We study the average-case version of the Orthogonal Vectors problem, in which one is given as input $n$ vectors from $\{0,1\}^d$ which are chosen randomly so that each coordinate is $1$ independently with probability $p$. Kane and Williams [ITCS 2019] showed how to solve this problem in time $O(n^{2 - \delta_p})$ for a constant $\delta_p > 0$ that depends only on $p$. However, it was previously unclear how to solve the problem faster in the hardest parameter regime where $p$ may depend on $d$. The best prior algorithm was the best worst-case algorithm by Abboud, Williams and Yu [SODA 2014], which in dimension $d = c \cdot \log n$, solves the problem in time $n^{2 - \Omega(1/\log c)}$. In this paper, we give a new algorithm which improves this to $n^{2 - \Omega(\log\log c /\log c)}$ in the average case for any parameter $p$. As in the prior work, our algorithm uses the polynomial method. We make use of a very simple polynomial over the reals, and use a new method to analyze its performance based on computing how its value degrades as the input vectors get farther from orthogonal. To demonstrate the generality of our approach, we also solve the average-case version of the closest pair problem in the same running time.
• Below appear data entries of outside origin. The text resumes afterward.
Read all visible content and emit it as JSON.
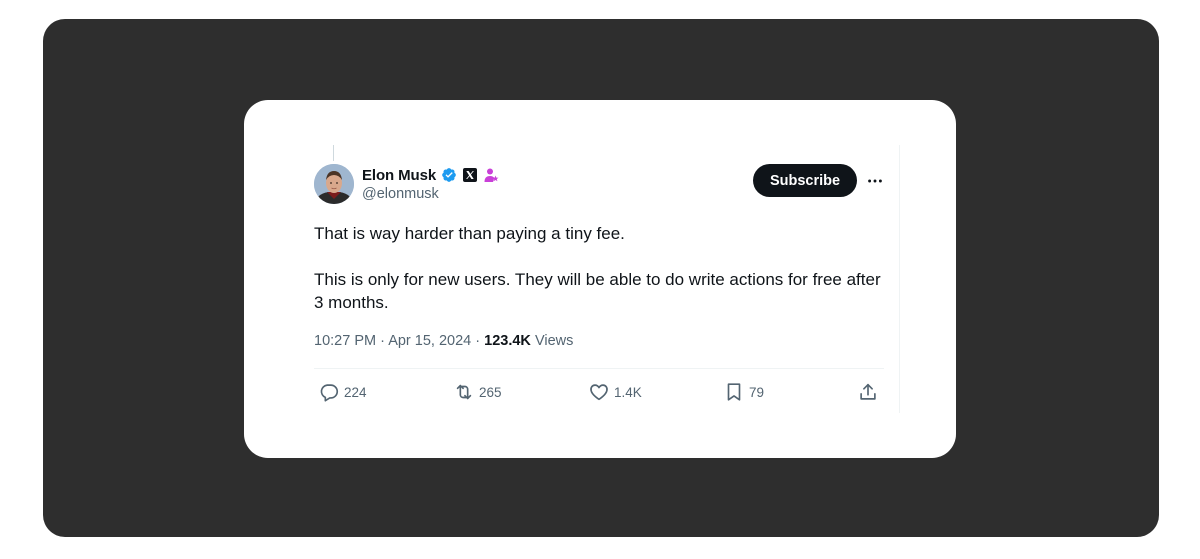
{
  "author": {
    "name": "Elon Musk",
    "handle": "@elonmusk",
    "verified_badge_color": "#1d9bf0",
    "affiliate_badge": "x-logo-icon",
    "subscriber_badge_color": "#c940d8"
  },
  "subscribe_button": {
    "label": "Subscribe"
  },
  "more_button": {
    "label": "More",
    "icon": "more-icon"
  },
  "tweet": {
    "paragraphs": [
      "That is way harder than paying a tiny fee.",
      "This is only for new users. They will be able to do write actions for free after 3 months."
    ]
  },
  "meta": {
    "time": "10:27 PM",
    "separator": "·",
    "date": "Apr 15, 2024",
    "views_count": "123.4K",
    "views_label": "Views"
  },
  "actions": {
    "reply": {
      "icon": "reply-icon",
      "count": "224"
    },
    "repost": {
      "icon": "repost-icon",
      "count": "265"
    },
    "like": {
      "icon": "heart-icon",
      "count": "1.4K"
    },
    "bookmark": {
      "icon": "bookmark-icon",
      "count": "79"
    },
    "share": {
      "icon": "share-icon"
    }
  },
  "colors": {
    "backdrop": "#2e2e2e",
    "card": "#ffffff",
    "text_primary": "#0f1419",
    "text_secondary": "#536471",
    "button_bg": "#0f1419"
  }
}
翻译：我们研究正交向量问题的平均情况版本，其中输入为从$\{0,1\}^d$中随机选取的$n$个向量，每个坐标以概率$p$独立取值为$1$。Kane与Williams [ITCS 2019] 证明了该问题可在$O(n^{2 - \delta_p})$时间内求解，其中常数$\delta_p > 0$仅依赖于$p$。然而，在$p$可能依赖于$d$的最困难参数区域中，如何获得更快的算法此前尚不明确。先前最佳算法是Abboud、Williams与Yu [SODA 2014] 提出的最坏情况算法，其在维度$d = c \cdot \log n$下以$n^{2 - \Omega(1/\log c)}$时间求解该问题。本文提出一种新算法，对于任意参数$p$，在平均情况下将时间复杂度改进为$n^{2 - \Omega(\log\log c /\log c)}$。与先前工作类似，我们的算法采用多项式方法。我们构造了一个非常简单的实数域多项式，并提出一种基于计算输入向量偏离正交性时多项式值衰减程度的新分析方法。为证明方法的普适性，我们还在相同运行时间内解决了平均情况下的最近对问题。